Ron Lehr explores new utility and regulatory models in another paper in the America’s Power Plan series.
To capture the benefits of distributed generation in ways that can benefit all consumers and that will enhance the value of the interconnected grid, America’s Power Plan lays out a set of recommendations that includes:
- Net Energy Metering: Energy consumers need a simple, certain, and transparent method for pricing the power that they supply to the grid. Net metering has served this purpose well and should be continued so that the customers and suppliers of distributed generation systems know that this foundational policy will be available in the long-run. Decision-makers can address cost-shifting concerns over net metering through the same type of cost-effectiveness analyses that have been used for many years to assess other demand-side resources such as energy efficiency and demand response.
- Shared Renewables: Many energy customers do not have a rooftop suitable for the installation of solar panels or a yard large enough to site a wind turbine. Shared renewables programs can address this problem through the development of larger, but still distributed renewable generation projects connected to the distribution system at the wholesale level, with the power output distributed to subscribers or community members. Shared renewables programs should be developed so that all energy consumers are able to participate in clean energy markets.
- Wholesale DG. Distributed generation doesn’t have to be on the customer’s side of the meter, nor does the output need to serve specific customers. It can also be deployed as small power plants, providing wholesale power to utilities. Wholesale DG can help utilities to meet their state’s Renewable Portfolio Standard goals, to hedge against the risks of developing large-scale generation and transmission projects, and to respond quickly to load growth. A variety of administrative or market-based pricing mechanisms can be used to support wholesale DG, with long-term contracts essential in order to allow these capital-intensive projects to be financed.
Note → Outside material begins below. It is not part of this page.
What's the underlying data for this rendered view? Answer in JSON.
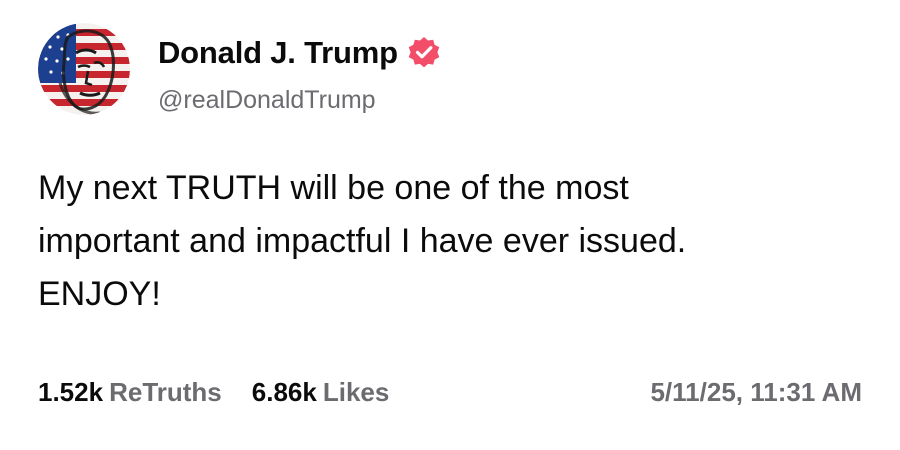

- Interconnection Standards and Local Permitting. Too much red tape can present a major barrier to distributed generation, raising “soft costs” like permitting and customer acquisition. Regulators and local agencies should adopt best-practice interconnection standards and improvements in the permitting process for DG as ways to remove these barriers to DG deployment while still ensuring safe and reliable installations.
- Integrated Distribution Planning (IDP). DG can reduce transmission and distribution costs, but only if utilities integrate DG into their planning for delivery networks. IDP is a coordinated, forward-looking approach under which utilities plan in advance to upgrade or reconfigure certain circuits that are expected to have DG added in the near future, and make the associated costs known to the market with far more transparency than is common today.
Distributed generation can create important benefits for consumers, the grid, the economy, and the environment. And the pace of change will only accelerate, as companies and entrepreneurs innovate. With smart policies, we can prepare for change rather than fight against it, and capture the benefits of advanced technologies while avoiding the disruptive side effects that too often bedevil innovation.
Joseph Wiedman represents the Interstate Renewable Energy Council. Tom Beach is the owner and principal consultant of Crossborder Energy. Together they wrote Supporting Generation on Both Sides of the Meter. Bentham Paulos is the project manager for America’s Power Plan.